Clark places a hand on my arm and slowly nudges me away from her.
“You heard her. It’s time for you to leave.” He keeps guiding me toward the door. It takes everything in me not to scream I hate you at her as I’m leaving. I should have said something back to her. I should have stood up for myself.
I slump down into a white plastic chair at the back of the hotel, overlooking the parking lot. When I look up at Clark, he smirks at me, then glances at the paper plate of sandwiches sitting on the table in front of me.
“Do you want me to have them wrap up the rest of the sandwiches?” he asks. “Or is it only Gloria who’s not allowed to eat them?”
His grin stretches wide across his face.
“Stop smiling like that.”
“I’m sorry.” He laughs. “I know I shouldn’t, but I can’t stand that woman. Seeing her face drop when you told her to leave, that’s the only good thing that’s happened today.”
I lower my gaze to my hands in my lap. Clark crouches down in front of me.
“Layla, did you hear me?”
I snap my head up. “What?”
He gives me a sad half smile, half frown. “Do you want me to take you home?”
I shake my head. “I drove Ben’s car here.”
“I can drive you back in it. I’ll ask Georgia to follow in mine.”
“No, it’s too much hassle, Clark. I’ll be fine.”
“It’s no hassle, Layla.”
“But you and Georgia will need to get home.”
“Georgia and I don’t need to go anywhere.” He sighs. “Please just let me drive you home safe.”
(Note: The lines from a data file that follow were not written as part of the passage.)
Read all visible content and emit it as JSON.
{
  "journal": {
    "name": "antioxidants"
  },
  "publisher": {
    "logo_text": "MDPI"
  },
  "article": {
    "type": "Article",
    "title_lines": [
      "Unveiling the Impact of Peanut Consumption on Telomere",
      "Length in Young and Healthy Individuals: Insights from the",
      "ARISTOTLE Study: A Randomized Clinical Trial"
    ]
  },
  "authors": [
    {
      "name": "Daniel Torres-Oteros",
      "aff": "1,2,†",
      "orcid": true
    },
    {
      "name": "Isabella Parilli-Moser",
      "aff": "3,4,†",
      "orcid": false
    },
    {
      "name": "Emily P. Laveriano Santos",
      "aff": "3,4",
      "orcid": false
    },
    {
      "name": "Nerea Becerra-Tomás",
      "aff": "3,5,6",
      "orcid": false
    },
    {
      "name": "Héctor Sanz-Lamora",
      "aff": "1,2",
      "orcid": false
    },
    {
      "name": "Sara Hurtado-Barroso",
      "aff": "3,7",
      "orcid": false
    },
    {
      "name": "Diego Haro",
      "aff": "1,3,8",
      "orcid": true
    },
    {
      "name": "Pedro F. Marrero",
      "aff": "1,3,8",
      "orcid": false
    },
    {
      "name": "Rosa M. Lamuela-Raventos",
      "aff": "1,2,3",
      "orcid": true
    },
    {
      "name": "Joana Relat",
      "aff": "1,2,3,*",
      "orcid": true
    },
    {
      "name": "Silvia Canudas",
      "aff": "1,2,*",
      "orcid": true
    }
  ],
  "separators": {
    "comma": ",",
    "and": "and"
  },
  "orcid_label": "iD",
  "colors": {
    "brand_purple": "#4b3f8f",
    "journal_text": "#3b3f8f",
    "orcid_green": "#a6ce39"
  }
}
I wipe my tears with the sleeve of Ben’s jacket and nod. Clark rests a hand gently on my shoulder.
“Give me five minutes, and I’ll meet you out here, okay?”
“Okay.”
I lean back in the chair. There’s a man a table over from mine, smoking something my brother would approve of.
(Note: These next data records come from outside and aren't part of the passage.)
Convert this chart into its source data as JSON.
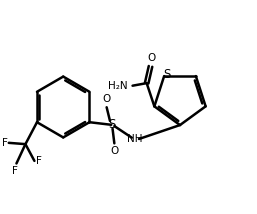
{
  "figsize": [
    2.57,
    2.14
  ],
  "dpi": 100,
  "background": "#ffffff",
  "line_color": "#000000",
  "line_width": 1.8,
  "font_size": 7.5,
  "xlim": [
    0,
    10
  ],
  "ylim": [
    0,
    8.3
  ]
}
I rest my head in my hands, my elbows on the table; my head aches.
Gloria was right; I should have booked somewhere more upscale.
But after the funeral, I have barely any savings left.
I haven’t been in contact with my boss. I’m not even sure when I’m going back.
I need a plan. I know I do. But that just makes my head hurt more.
Clark returns carrying four large silver platters of sandwiches.
“Got the goods. Now where are your keys?”
I dig into my pocket and toss him the keys.
I don’t tell him I don’t actually want the sandwiches.
He opens my door, the way Ben used to, and when he closes it to walk around to the driver’s side, I can’t keep my emotions in check.
I curl my knees up to my chest and lean my head against the window, my shoulders shaking.
Clark sets the platters in the backseat, then slides into the driver’s seat. He doesn’t say anything until we pull into the apartment complex. The parking lot is underground, and the lights above us glow a bright, sterile white.
“Do you want me to carry the sandwiches up?”
“No, it’s okay. I can manage on my own.”
I open the door and grab the platters from the backseat. I hear Clark’s door close too. When I walk around the front of the car, he’s waiting for me.
“I’m here, Layla. If you need me, you know that, right? Please don’t lock yourself up in there, okay?”
He hands me Ben’s keys.
I glance over at Georgia, waiting in Clark’s car. She gives me a timid wave. I nod to Clark. He clenches his jaw, then looks up at the lights overhead.
“You know, he would have been really proud of you today.”
Tears fall as I bite my lip.
And I’m not the only one crying.
“He would’ve been proud of you too, Clark.”